The Laramie. The closing stage of the Cretaceous was marked in North America by a slow uplift of the land. As the interior sea gradually withdrew, the warping basins of its floor were filled with waste from the rising lands about them, and over this wide area there were spread continental deposits in fresh-water lakes like the Great Lakes of the present, in brackish estuaries, and in river plains, while occasional oscillations now and again let in the sea. There were vast marshes in which there accumulated the larger part of the valuable coal seams of the West. The Laramie is the coal-bearing series of the West, as the Pennsylvanian is of the eastern part of our country.

The Rocky Mountain deformation. At the close of the Cretaceous we enter upon an epoch of mountain-making far more extensive than any which the continent had witnessed. The long belt lying west of the ancient axes of the Colorado Islands and east of the Great Basin land had been an area of deposition for many ages, and in its subsiding troughs Paleozoic and Mesozoic sediments had gathered to the depth of many thousand feet. And now from Mexico well-nigh to the Arctic Ocean this belt yielded to lateral pressure. The Cretaceous limestones of Mexico were folded into lofty mountains. A massive range was upfolded where the Wasatch Mountains now are, and various ranges of the Rockies in Colorado and other states were upridged. However slowly these deformations were effected they were no doubt accompanied by world-shaking earthquakes, and it is known that volcanic eruptions took place on a magnificent scale. Outflows of lava occurred along the Wasatch, the laccoliths of the Henry Mountains ([P. 271]) were formed, while the great masses of igneous rock which constitute the cores of the Spanish Peaks ([p. 271]) and other western mountains were thrust up amid the strata. The high plateaus from which many of these ranges rise had not yet been uplifted, and the bases of the mountains probably stood near the level of the sea.
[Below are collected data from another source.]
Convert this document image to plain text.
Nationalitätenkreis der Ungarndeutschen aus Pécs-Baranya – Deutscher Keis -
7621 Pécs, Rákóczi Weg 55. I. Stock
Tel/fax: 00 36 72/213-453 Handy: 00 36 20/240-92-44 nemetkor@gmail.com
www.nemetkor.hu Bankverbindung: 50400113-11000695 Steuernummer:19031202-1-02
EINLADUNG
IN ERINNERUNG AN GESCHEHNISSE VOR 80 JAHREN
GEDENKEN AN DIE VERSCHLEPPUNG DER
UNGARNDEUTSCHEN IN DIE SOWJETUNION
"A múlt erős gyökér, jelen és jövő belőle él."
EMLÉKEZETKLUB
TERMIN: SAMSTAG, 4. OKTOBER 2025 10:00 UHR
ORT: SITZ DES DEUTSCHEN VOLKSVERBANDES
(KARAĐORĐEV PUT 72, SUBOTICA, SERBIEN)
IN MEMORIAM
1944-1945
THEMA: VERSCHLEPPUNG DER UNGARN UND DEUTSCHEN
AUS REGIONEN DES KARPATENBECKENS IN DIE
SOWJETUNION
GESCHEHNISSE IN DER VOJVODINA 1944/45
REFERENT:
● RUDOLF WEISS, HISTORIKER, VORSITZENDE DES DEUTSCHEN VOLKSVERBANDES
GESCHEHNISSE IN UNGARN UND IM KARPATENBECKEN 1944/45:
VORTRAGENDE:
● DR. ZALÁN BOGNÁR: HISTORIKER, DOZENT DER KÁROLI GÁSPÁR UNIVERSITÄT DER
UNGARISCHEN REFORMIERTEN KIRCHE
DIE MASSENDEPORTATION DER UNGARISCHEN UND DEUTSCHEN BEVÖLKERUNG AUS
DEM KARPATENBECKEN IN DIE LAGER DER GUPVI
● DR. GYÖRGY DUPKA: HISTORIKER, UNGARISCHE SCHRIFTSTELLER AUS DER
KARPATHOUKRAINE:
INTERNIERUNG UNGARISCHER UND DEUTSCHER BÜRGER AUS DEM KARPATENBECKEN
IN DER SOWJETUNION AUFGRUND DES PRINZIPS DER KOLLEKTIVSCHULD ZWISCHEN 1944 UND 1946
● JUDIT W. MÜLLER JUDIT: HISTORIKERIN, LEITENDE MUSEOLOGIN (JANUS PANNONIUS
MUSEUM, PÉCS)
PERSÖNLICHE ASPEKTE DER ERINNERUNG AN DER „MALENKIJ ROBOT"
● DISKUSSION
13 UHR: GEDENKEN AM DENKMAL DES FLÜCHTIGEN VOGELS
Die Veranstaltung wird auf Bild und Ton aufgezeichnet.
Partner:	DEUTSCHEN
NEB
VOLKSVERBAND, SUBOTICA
North America was now well-nigh completed. The mediterranean seas which so often had occupied the heart of the land were done away with, and the continent stretched unbroken from the foot of the Sierras on the west to the Fall Line of the Atlantic coastal plain on the east.

The Mesozoic peneplain. The immense thickness of the Mesozoic formations conveys to our minds some idea of the vast length of time involved in the slow progress of its successive ages. The same lesson is taught as plainly by the amount of denudation which the lands suffered during the era.

The beginning of the Mesozoic saw a system of lofty mountain ranges stretching from New York into central Alabama. The end of this long era found here a wide peneplain crossed by sluggish wandering rivers and overlooked by detached hills as yet unreduced to the general level. The Mesozoic era was long enough for the Appalachian Mountains, upridged at its beginning, to have been weathered and worn away and carried grain by grain to the sea. The same plain extended over southern New England. The Taconic range, uplifted partially at least at the close of the Ordovician, and the block mountains of the Triassic, together with the pre- Cambrian mountains of ancient Appalachia, had now all been worn to a common level with the Allegheny ranges. The Mesozoic peneplain has been upwarped by later crustal movements and has suffered profound erosion, but the remnants of it which remain on the upland of southern New England and the even summits of the Allegheny ridges suffice to prove that it once existed. The age of the Mesozoic peneplain is determined from the fact that the lower Tertiary sediments were deposited on its even surface when at the close of the era the peneplain was depressed along its edges beneath the sea.

Life of the Mesozoic

Plant life of the Triassic and Jurassic. The Carboniferous forests of lepidodendrons and sigillarids had now vanished from the earth. The uplands were clothed with conifers, like the Araucarian pines of South America and Australia. Dense forests of tree ferns throve in moist regions, and canebrakes of horsetails of modern type, but with stems reaching four inches in thickness, bordered the lagoons and marshes. Cycads were exceedingly abundant. These gymnosperms, related to the pines and spruces in structure and fruiting, but palmlike in their foliage, and uncoiling their long leaves after the manner of ferns, culminated in the Jurassic. From the view point of the botanist the Mesozoic is the Age of Cycads, and after this era they gradually decline to the small number of species now existing in tropical latitudes.

Fig. 318. A Living Cycad of Australia Fig. 319. Stem of a Mesozoic Cycad

Plant life of the Cretaceous. In the Lower Cretaceous the woodlands continued of much the same type as during the Jurassic. The forerunners now appeared of the modern dicotyls (plants with two seed leaves), and in the Middle Cretaceous the monocotyledonous group of palms came in. Palms are so like cycads that we may regard them as the descendants of some cycad type.